Una ficción lograda encarna la subjetividad de una época y por eso las novelas, aunque, cotejadas con la historia, mientan, nos comunican unas verdades huidizas y evanescentes que escapan siempre a los descriptores científicos de la realidad. Sólo la literatura dispone de las técnicas y poderes para destilar ese delicado elíxir de la vida: la verdad escondida en el corazón de las mentiras humanas.

(VARGAS LLOSA, 1990, p. 15)

Aunque ordinariamente nuestros actos no son objeto de sesudas reflexiones, no deja de ser inquietante que, aparte de ocupaciones de claros provechos prácticos, como la albañilería y la agricultura, los hombres se entreguen a actividades que, en principio, no ofrecen beneficios materiales. Al tanto de lo anterior, quisiera reparar en que, desde que somos usuarios del lenguaje, no hemos dejado de inventar historias.

Podríamos, ciertamente, dedicar todo nuestro tiempo a resolver problemas relativos al orden material de nuestra vida, como el de la producción de alimentos o el de la construcción de lugares para guarecernos, pero eso no es lo único que nos ha ocupado. Bien al contrario: quizá por no saber qué hacer con la pequeña cuota de tiempo de que disponemos, nos dedicamos a inventar, aunque nada obsta para que dijéramos “recordar” o “registrar”, “sucesos” que a lo mejor no han tenido lugar, pero que no por esto dejan de ser dignos de consideración. Las ficciones literarias, en cierto sentido, atestiguan lo que acabo de decir. La creación de historias ficticias ha sido una constante desde que el hombre empezó a juntar palabras, y los escritores de auténtico genio –aunque también los chapuceros emborronadores de cuartillas– no dejan de darse a la invención.

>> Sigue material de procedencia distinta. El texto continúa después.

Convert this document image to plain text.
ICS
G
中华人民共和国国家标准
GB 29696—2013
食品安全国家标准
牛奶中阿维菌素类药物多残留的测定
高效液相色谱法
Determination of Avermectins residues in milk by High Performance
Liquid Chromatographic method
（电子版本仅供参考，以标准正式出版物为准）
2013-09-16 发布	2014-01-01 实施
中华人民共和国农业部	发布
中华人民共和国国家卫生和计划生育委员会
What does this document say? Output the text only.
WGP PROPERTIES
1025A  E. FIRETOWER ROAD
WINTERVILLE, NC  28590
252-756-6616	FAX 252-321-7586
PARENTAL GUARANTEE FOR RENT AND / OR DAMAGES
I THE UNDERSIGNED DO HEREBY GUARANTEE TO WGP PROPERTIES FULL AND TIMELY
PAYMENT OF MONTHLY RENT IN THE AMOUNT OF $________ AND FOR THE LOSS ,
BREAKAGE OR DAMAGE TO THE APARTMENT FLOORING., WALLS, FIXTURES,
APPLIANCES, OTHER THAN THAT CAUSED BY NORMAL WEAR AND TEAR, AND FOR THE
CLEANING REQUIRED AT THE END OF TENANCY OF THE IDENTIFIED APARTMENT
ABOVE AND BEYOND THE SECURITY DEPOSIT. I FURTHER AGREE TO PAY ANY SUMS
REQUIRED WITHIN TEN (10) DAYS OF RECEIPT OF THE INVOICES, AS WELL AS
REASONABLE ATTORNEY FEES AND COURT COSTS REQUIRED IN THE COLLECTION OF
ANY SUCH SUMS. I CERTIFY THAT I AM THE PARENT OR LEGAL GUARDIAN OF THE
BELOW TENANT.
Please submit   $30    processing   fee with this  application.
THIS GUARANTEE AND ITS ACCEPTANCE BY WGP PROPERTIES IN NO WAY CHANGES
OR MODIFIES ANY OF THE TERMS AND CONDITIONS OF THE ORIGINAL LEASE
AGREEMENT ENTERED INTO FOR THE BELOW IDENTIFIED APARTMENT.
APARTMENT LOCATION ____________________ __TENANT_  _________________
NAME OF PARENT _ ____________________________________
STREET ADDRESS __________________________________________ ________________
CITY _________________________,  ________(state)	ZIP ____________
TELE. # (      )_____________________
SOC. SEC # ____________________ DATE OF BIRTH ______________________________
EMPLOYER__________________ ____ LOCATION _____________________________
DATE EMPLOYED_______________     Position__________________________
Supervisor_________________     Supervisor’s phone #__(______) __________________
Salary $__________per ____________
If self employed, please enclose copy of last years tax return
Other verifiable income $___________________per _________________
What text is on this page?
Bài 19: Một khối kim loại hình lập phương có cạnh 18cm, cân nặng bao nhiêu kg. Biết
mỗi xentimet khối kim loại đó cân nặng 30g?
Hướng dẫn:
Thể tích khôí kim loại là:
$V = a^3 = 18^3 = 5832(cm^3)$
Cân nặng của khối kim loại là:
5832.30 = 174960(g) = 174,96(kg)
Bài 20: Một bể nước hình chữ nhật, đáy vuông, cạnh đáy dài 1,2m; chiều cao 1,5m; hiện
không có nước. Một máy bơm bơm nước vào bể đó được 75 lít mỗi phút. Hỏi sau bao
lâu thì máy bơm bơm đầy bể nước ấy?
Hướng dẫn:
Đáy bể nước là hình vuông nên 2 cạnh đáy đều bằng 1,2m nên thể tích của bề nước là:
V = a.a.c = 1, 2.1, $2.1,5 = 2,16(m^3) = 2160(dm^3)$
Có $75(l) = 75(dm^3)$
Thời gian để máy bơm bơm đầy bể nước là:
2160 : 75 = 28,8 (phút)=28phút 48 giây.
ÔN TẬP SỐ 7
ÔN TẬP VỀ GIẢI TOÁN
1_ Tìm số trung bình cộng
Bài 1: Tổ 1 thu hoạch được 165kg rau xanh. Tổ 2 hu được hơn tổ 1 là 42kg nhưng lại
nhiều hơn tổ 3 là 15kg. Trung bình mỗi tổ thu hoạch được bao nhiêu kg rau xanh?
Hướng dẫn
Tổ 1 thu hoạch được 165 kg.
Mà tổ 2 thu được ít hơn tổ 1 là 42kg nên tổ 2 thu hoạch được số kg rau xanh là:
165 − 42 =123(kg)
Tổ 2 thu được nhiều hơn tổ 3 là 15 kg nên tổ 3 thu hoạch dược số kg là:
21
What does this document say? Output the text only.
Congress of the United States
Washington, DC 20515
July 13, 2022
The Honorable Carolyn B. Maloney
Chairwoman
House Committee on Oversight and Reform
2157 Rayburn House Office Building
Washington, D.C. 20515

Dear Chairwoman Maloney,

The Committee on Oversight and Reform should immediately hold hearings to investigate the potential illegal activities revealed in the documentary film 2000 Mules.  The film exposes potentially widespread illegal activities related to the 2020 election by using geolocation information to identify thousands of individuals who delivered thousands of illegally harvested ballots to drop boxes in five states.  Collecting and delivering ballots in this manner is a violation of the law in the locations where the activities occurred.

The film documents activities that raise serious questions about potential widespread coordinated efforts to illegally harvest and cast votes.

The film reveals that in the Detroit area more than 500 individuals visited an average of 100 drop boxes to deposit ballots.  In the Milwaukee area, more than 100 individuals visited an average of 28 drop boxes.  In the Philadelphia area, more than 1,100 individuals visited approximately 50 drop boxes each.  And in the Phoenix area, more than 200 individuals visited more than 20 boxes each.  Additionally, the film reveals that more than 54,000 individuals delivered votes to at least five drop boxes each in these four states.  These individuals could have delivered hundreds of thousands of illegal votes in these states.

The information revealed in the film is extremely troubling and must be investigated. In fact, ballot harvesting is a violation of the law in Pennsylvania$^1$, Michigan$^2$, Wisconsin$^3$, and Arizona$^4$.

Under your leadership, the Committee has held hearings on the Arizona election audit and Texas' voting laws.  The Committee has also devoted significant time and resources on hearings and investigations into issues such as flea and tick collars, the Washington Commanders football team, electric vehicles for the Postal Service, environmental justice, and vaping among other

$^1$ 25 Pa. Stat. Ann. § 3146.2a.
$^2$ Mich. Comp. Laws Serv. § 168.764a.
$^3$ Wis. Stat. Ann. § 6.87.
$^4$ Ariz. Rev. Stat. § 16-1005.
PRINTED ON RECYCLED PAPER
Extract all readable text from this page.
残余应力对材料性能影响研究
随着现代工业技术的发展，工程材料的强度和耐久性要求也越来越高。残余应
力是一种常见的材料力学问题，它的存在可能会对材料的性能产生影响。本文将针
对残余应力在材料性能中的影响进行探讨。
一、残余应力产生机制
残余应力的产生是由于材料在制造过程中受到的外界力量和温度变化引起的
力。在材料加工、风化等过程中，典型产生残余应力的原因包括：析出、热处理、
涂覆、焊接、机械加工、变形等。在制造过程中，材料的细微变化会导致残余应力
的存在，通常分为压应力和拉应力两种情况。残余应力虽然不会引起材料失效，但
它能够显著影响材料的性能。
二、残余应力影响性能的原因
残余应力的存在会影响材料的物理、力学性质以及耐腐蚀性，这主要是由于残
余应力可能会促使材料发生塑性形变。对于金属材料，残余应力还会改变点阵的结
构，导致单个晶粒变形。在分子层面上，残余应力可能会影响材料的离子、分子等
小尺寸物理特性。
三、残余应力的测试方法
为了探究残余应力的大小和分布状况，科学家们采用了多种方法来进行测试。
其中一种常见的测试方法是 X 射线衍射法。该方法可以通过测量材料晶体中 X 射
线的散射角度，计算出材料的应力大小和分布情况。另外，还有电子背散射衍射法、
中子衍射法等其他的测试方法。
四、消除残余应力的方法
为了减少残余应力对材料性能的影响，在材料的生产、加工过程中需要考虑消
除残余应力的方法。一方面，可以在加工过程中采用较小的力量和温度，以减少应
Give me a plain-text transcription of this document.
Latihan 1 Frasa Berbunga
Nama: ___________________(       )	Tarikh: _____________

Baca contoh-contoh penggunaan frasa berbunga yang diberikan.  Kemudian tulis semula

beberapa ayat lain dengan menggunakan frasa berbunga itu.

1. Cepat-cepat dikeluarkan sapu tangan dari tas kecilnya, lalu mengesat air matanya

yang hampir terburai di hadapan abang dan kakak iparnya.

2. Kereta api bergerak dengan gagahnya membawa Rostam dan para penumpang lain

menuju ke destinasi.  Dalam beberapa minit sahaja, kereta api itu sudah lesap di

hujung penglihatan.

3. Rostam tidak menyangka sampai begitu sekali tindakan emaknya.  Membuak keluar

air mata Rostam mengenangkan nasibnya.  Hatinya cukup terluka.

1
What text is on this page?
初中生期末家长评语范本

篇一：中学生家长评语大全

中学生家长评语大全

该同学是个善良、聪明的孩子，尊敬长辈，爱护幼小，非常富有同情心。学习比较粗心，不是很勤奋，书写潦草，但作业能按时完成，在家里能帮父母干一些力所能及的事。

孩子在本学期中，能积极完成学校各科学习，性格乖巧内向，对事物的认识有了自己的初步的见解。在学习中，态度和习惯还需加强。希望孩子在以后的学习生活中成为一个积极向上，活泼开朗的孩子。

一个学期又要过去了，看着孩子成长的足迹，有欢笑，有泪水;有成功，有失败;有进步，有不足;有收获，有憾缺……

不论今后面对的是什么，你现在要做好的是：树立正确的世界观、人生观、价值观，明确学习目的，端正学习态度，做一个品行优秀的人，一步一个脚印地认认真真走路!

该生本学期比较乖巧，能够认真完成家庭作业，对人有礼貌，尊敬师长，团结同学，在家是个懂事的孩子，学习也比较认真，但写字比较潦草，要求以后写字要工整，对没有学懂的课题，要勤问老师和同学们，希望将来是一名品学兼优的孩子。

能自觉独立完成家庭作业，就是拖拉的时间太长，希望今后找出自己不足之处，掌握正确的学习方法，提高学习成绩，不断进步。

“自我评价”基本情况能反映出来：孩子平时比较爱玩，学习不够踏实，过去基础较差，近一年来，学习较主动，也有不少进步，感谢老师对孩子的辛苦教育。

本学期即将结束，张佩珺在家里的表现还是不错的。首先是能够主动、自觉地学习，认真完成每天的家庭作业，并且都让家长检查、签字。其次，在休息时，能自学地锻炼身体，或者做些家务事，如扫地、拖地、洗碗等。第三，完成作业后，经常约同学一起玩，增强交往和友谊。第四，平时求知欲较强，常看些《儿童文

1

A sabiendas de que lo anterior no está exento de polémica, quisiera proponer algo que puede resultar todavía más controversial: me refiero a que la literatura, que contiene una buena dosis de invención, tiene una particularidad que, justamente por el trabajo inventivo que supone, pasa inadvertida: es, quizá, el instrumento que ofrece las mejores descripciones nuestras. Quiero decir, en estricto sentido, que quienes se entregan al ejercicio literario, aquellos que hacen literatura, han producido las descripciones más sugestivas, por no decir precisas, que conocemos sobre nosotros mismos. En el caso de las obras clásicas, por lo que parece, esas descripciones son de una actualidad permanente. No hablo aquí de “descripciones” en el sentido lato del término. Me refiero, puntualmente, al contenido mismo de las obras literarias: a su capacidad para mostrar, no para demostrar, quiénes somos, a su virtud reveladora de lo íntimo.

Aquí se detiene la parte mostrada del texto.